LIQUIDITY AND CAPITAL RESOURCES (continued)

During the six months ended June 30, 2020, the Company had a net decrease in cash of $155. The Company's principal sources and uses of funds were as follows:

Cash used in operating activities. For the six months ended June 30, 2020, the Company used $25,597 in cash for operations as compared to using $27,558 in cash for the six months ended June 30, 2019, primarily as a result of the change in accrued expenses - related parties.

Cash provided by financing activities. Net cash provided by financing activities for the six months ended June 30, 2020 was $25,442 as compared providing $24,509 for the six months ended June 30, 2019 primarily as a result of the increase in amounts due from related parties.

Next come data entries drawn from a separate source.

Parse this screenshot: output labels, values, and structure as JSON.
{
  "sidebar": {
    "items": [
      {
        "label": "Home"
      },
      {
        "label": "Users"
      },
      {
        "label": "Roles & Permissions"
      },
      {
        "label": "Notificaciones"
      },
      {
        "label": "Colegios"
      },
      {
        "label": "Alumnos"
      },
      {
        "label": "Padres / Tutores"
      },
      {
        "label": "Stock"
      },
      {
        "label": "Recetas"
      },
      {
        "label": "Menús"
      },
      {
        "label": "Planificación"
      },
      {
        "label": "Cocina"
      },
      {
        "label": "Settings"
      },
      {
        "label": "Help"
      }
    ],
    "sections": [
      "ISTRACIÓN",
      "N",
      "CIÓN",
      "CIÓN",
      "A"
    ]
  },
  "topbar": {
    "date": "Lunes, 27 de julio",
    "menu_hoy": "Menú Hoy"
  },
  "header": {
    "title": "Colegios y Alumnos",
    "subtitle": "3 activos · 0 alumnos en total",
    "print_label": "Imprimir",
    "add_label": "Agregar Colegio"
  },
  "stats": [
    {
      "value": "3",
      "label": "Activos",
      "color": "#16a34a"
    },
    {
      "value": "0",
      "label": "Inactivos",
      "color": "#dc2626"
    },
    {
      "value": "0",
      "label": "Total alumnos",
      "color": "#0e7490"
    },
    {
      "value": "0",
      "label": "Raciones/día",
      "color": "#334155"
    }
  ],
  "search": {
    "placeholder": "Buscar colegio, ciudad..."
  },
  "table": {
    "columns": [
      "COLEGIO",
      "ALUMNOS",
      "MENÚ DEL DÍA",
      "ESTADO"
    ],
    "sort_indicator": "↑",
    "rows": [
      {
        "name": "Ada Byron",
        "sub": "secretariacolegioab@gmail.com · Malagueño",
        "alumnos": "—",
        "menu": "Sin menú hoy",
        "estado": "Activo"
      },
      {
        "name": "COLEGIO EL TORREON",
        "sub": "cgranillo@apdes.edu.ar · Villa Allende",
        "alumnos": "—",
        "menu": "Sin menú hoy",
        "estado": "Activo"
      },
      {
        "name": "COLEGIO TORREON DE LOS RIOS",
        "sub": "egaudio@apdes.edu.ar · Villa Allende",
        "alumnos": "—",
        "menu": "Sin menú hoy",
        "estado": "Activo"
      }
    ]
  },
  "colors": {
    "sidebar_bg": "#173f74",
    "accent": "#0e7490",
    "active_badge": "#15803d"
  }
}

OFF-BALANCE SHEET ARRANAGEMENTS

The Company has no off-balance sheet arrangements.

CRITICAL ACCOUNTING POLICIES

The Company prepares its financial statements in accordance with accounting principles generally accepted in the United States of America. Preparing financial statements in accordance with generally accepted accounting principles requires the Company to make estimates and assumptions that affect the reported amounts of assets and liabilities and disclosures of contingent assets and liabilities as of the date of the financial statements and the reported amounts of revenue and expenses during the reported period.

Our critical accounting policies are described in the Notes to the Financial Statements included in our Annual Report on Form 10-K for the year ended December 31, 2019, as filed with the SEC on March 30, 2020 (the "Annual Report"). There have been no changes in our critical accounting policies. Our significant accounting policies are described in our notes to the 2019 consolidated financial statements included in our Annual Report.

RECENTLY ISSUED ACCOUNTING STANDARDS

No recently issued accounting pronouncements had or are expected to have a material impact on the Company's condensed consolidated financial statements.